- Battle of Jagdishpur: Part of Afghan insurrections in Bengal Subah
| Date | 20 June 1745 |
| Location | Karhani village near Jagdishpur, Bihar, Bengal Subah25°28′N 84°25′E﻿ / ﻿25.467°N 84.417°E |
| Result | Bengal Subah victory |

Belligerents
- Bengal Subah: Afghan rebels

Commanders and leaders
- Zain ud-Din Ahmed Khan Shah Din Muhammad Raham Khan Ruleha Raja Kirat Chand Ahmad Khan Qureshi Daud Khan † Khadem Husain Khan (WIA) Mahdi Nisar Khan Naqi Ali Khan Shah Jahan Yar Raja Sundar Singh Raham Khan Ruhela Karam Khan Raja Ram Narain Hashim Ali Khan: Mustafa Khan † Murtaza Khan

Strength
- 13,000–14,000: 18,000 cavalry 15,000 infantry

Casualties and losses
- Unknown: Unknown

= Battle of Jagdishpur (1745) =

1745 battle part of Afghan insurrections in Bengal Subah

The Battle of Jagdishpur was a decisive engagement in 1745 during the Afghan insurrections in Bengal (1745–1748), pitting the forces of the Nawab of Bengal, Zain-ud-Din Ahmed Khan, against the Afghan rebel Mustafa Khan. Depleted by his failed Patna campaign, Mustafa Khan led another attempt to capture the Bihar province. In a fierce battle near Jagdishpur, Mustafa Khan was shot dead by musket fire; his head was severed and displayed on a spear atop his elephant, causing the Afghan army to flee under his son Murtaza.

== Background ==

Following Mustafa Khan's defeat at the battle of Patna, determined to capture Bihar, decided to assault once more time. He promptly repaired his artillery and arms and recruited fresh troops from various regions. Within three months, before the rains began, he assembled an army of 18,000 cavalry and 15,000 infantry.

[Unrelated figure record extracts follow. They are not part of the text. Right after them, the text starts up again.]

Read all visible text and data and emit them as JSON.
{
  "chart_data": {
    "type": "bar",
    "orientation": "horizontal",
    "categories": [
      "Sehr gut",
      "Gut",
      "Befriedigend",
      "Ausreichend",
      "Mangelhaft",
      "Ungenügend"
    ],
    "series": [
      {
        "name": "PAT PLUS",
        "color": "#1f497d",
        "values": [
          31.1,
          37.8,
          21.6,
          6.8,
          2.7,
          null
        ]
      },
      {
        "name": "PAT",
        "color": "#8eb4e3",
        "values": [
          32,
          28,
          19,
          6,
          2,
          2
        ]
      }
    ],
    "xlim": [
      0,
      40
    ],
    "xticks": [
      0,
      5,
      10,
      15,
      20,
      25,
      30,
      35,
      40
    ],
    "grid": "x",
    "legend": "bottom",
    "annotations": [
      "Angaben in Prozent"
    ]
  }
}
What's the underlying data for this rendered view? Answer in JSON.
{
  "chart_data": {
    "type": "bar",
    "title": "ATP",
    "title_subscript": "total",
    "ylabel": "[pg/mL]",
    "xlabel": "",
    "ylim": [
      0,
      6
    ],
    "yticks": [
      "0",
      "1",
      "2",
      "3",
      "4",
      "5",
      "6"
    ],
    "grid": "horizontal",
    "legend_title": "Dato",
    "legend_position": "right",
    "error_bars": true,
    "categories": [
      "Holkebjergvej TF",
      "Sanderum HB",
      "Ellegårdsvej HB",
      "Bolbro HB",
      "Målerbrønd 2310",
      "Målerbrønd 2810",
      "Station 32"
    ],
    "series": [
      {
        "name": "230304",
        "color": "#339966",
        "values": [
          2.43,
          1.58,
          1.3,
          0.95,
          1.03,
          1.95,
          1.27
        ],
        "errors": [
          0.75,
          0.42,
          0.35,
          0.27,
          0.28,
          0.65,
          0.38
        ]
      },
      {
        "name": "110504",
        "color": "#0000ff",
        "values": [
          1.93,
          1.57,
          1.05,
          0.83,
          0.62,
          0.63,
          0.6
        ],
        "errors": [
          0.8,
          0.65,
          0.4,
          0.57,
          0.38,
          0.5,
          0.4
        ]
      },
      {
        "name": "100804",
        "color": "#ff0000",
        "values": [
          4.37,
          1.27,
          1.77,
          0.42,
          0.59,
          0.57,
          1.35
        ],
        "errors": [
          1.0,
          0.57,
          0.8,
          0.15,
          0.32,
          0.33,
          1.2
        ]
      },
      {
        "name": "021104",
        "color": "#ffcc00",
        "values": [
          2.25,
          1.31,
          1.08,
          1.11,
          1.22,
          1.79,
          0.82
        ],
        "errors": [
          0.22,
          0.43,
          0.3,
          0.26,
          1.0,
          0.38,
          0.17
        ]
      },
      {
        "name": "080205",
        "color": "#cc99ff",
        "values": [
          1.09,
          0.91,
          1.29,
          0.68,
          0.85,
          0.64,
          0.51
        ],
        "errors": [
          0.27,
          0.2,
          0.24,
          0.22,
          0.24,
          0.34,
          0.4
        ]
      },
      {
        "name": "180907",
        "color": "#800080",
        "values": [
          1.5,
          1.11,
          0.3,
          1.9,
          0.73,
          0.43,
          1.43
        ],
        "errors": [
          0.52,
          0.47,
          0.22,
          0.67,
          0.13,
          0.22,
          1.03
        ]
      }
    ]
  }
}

Mustafa Khan left Chunar before the monsoon of 1745, entered Shahabad, and allied with zamindar Udwant Singh Ujjainia of Jagdishpur, who had been hostile to Zain-ud-Din.

== Battle ==
On June 2, 1745, Zain-ud-Din promptly departed from Patna at the head of an army of 13,000–14,000 men, accompanied by generals like Shah Din Muhammad, Raham Khan Ruleha and others. They then forded the Sone River at Koilwar, and next day advanced 12 miles south-west by south to Karhani (in Shahabad) on the edge of the jungle of Jagdishpur. Two miles beyond this village the enemy were sighted and the battle joined on June 20, 1745.

Mustafa's forces and equipment had been severely depleted due to his financial exhaustion following the failed Patna campaign, which had consumed his treasury. Raja Kyretchand, (Note: Spelled Kirat Chand) mounted on an elephant, commanded the right flank of Zain ud-Din's army with 5,000 cavalry and several thousand infantry, reinforced by Ahmad Khan Qureshi and Jaswantnagar with their troops. Mustafa Khan chased and routed Zain ud-Din's vanguard under Kirat Chand, killing Daud Khan and several young soldiers. Khadem Husain Khan was also wounded. Mustafa Khan seized his guns.

Mustafa Khan launched a desperate charge at Zain-ud-Din. Abdul Ali Khan resolved to make a bold stand once more. He was soon reinforced by Mahdi Nisar Khan, Naqi Ali Khan, Shah Jahan Yar, Raja Sundar Singh, Raham Khan Ruhela, Karam Khan, and Raja Ram Narain, and advanced to oppose Mustafa Khan.

Mustafa routed the Nawab's vanguard; however, he was immediately struck by a musket ball on his chest and lost his consciousness. He soon regained his senses and renewed his charge against Zain ud-Din. Under the order of Zain ud-Din, Hashim Ali Khan mounted the rebel leader's elephant, beheaded Mustafa Khan, and displayed his head on a spear. The Afghan seeing their general's death collapsed into flight. Rajah Kirat Chand pursued the Afghan soldiers to their camp and captured their tents, horses and baggages. The Afghans retreated to the village of Magror (Note: 14 miles west of Chainpur, Saharsa, Bihar on the bank of the Karmanasa River) under the command of Mustafa's son, Murtaza Khan, and the surviving officers.

== Aftermath ==
Mustafa Khan's decapitated body was taken to Patna, and was dissected into two halves. The bisected body was hung at the city's western and eastern gates before burial in Sher Shah's mosque compound, on Zainuddin's orders. This battle decisively ended first Afghan insurrection in Bengal. Zain ud-Din emerging victorious returned to Patna. The news of victory reached to Alivardi. In the meantime, Raghuji Bhonsle had invaded Odisha, and captured Cuttack with its governor Durlabhram.